For Women in Translation Month, I read the Man Booker International 2019 winner Celestial Bodies by Jokha Alharthi, translated by Marilyn Booth. As Alharthi was the first Omani woman translated into English, and the first Arab author to win the award, my expectations were high. I wasn’t disappointed. These “women of the moon” (its original title) quietly grabbed me and allowed me to see their otherwise closed world.

“Marriage was her identity document, her passport to a world wider than home.” (156)

In The Unbearable Lightness of Being, Milan Kundera explores the philosophical position of the eternal return: the theory that we are fated to continue living the lives and follow the paths that have been predetermined for us. Alharthi’s Celestial Bodies plays with this idea also. Her metaphor is that of the planets and the never ending orbit that her characters are on not to make the mistakes of their genealogical and hereditary past. When you are born into a particular orbit how can you form your own path: how can you break with the tradition of generations?

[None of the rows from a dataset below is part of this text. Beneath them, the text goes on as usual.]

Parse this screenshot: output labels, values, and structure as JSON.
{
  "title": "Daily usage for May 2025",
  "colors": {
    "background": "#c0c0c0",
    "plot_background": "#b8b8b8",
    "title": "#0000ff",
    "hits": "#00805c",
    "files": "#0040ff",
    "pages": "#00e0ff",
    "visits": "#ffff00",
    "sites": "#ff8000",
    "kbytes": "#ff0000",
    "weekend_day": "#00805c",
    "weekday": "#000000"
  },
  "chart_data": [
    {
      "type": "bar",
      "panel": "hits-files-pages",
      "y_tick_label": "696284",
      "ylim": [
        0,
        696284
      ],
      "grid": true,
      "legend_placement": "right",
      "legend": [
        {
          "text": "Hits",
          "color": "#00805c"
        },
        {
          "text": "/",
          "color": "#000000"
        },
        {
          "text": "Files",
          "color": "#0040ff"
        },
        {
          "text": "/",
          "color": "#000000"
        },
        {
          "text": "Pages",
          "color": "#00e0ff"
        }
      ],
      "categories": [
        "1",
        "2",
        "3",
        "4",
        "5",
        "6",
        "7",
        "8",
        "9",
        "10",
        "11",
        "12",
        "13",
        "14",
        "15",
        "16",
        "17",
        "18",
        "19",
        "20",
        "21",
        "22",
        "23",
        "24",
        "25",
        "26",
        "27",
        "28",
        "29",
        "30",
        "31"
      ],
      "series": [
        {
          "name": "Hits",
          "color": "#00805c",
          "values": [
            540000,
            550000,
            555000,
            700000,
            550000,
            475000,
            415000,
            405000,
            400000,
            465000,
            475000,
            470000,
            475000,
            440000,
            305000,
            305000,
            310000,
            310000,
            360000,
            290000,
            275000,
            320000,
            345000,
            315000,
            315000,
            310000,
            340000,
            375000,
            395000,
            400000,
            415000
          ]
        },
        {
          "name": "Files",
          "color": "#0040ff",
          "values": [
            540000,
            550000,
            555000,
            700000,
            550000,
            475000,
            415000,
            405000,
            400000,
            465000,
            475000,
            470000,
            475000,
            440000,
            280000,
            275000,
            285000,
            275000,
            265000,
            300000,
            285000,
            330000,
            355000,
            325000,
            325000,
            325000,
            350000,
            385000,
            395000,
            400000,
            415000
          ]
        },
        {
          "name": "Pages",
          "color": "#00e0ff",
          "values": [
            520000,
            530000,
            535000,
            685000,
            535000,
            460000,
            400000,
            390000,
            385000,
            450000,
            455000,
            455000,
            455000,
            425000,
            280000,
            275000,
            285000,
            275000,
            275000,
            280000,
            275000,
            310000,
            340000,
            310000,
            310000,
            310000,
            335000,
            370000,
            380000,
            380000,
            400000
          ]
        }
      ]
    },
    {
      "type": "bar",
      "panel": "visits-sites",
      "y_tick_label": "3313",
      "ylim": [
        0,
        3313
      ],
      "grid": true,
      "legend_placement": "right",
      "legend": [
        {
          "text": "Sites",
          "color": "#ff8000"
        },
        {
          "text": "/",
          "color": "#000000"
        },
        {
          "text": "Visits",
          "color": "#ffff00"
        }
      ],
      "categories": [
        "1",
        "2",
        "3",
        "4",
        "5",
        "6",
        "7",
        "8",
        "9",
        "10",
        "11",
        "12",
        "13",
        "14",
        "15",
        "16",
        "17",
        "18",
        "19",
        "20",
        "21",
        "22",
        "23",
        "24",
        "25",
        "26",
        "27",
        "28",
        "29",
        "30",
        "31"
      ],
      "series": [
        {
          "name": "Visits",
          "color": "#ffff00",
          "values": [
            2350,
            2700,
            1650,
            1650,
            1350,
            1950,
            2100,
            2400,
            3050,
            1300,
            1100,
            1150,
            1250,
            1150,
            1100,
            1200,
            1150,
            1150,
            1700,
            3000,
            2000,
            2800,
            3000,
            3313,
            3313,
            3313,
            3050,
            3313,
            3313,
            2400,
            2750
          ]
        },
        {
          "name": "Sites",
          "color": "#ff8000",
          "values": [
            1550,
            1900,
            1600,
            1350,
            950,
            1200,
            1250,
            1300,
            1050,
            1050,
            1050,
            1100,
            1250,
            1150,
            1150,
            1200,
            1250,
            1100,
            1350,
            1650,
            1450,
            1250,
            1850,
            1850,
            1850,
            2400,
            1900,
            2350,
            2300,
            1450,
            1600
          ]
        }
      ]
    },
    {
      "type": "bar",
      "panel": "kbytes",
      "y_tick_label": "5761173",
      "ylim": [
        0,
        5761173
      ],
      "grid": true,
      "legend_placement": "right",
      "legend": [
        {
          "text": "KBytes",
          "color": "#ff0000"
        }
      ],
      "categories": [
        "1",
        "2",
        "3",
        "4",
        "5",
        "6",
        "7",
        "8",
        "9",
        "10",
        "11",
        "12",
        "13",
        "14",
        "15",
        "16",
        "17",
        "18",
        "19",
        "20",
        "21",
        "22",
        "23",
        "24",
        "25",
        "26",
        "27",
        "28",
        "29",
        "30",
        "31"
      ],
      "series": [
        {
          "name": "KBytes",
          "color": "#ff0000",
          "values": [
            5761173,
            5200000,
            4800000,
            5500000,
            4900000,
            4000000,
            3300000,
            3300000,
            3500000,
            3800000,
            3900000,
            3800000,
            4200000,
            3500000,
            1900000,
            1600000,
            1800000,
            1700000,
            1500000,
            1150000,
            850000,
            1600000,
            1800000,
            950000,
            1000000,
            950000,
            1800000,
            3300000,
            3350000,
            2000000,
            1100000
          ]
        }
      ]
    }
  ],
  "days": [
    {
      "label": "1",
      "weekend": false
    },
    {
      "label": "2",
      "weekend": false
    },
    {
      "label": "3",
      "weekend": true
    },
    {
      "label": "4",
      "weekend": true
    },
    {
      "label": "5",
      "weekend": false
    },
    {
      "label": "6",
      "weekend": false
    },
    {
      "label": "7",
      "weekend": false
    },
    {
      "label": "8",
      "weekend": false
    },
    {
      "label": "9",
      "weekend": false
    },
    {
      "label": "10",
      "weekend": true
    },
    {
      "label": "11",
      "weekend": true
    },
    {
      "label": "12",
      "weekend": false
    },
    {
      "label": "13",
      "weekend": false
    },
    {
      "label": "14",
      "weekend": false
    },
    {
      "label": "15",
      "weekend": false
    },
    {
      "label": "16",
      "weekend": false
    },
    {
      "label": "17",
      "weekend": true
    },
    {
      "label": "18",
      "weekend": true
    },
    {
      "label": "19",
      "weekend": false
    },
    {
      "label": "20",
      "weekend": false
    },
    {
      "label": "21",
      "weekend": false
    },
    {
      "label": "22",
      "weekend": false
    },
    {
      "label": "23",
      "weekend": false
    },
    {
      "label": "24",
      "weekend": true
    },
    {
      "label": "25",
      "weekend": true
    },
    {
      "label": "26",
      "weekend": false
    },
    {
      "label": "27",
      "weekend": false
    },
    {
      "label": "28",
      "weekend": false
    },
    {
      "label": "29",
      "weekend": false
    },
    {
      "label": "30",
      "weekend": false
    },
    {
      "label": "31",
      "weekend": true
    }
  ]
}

Although a family tree is included at the beginning of the book, it is very difficult to hold on to the different characters and their lives as the book moves through their stories. But this doesn’t really seem to matter. To some extent, their stories become a web of similar issues regardless of which generation they come from and whether they are male or female. All are guided by the celestial bodies and breaking away from their orbit is challenging if not impossible.

Booth’s translation is extremely poetic, capturing the verse like quality of the poetic Arabic tradition. I found myself getting lost in the language, often stopping to write out a quotation or to reread a passage. For a relatively short book it surely packs a punch both in themes and language.

Like in Kundera’s exploration of the eternal return, readers may find themselves caught up in the web of relationships, plot points and character development. Unlike Kundera’s exploration, this was gentle. The exploration of the family is delightful; they are not all likeable but neither are they deplorable. They are just humans dealing with a changing world in changing times. It really is a reflection of the music of the spheres. A charming but important book opening my eyes to a world that is closed to most.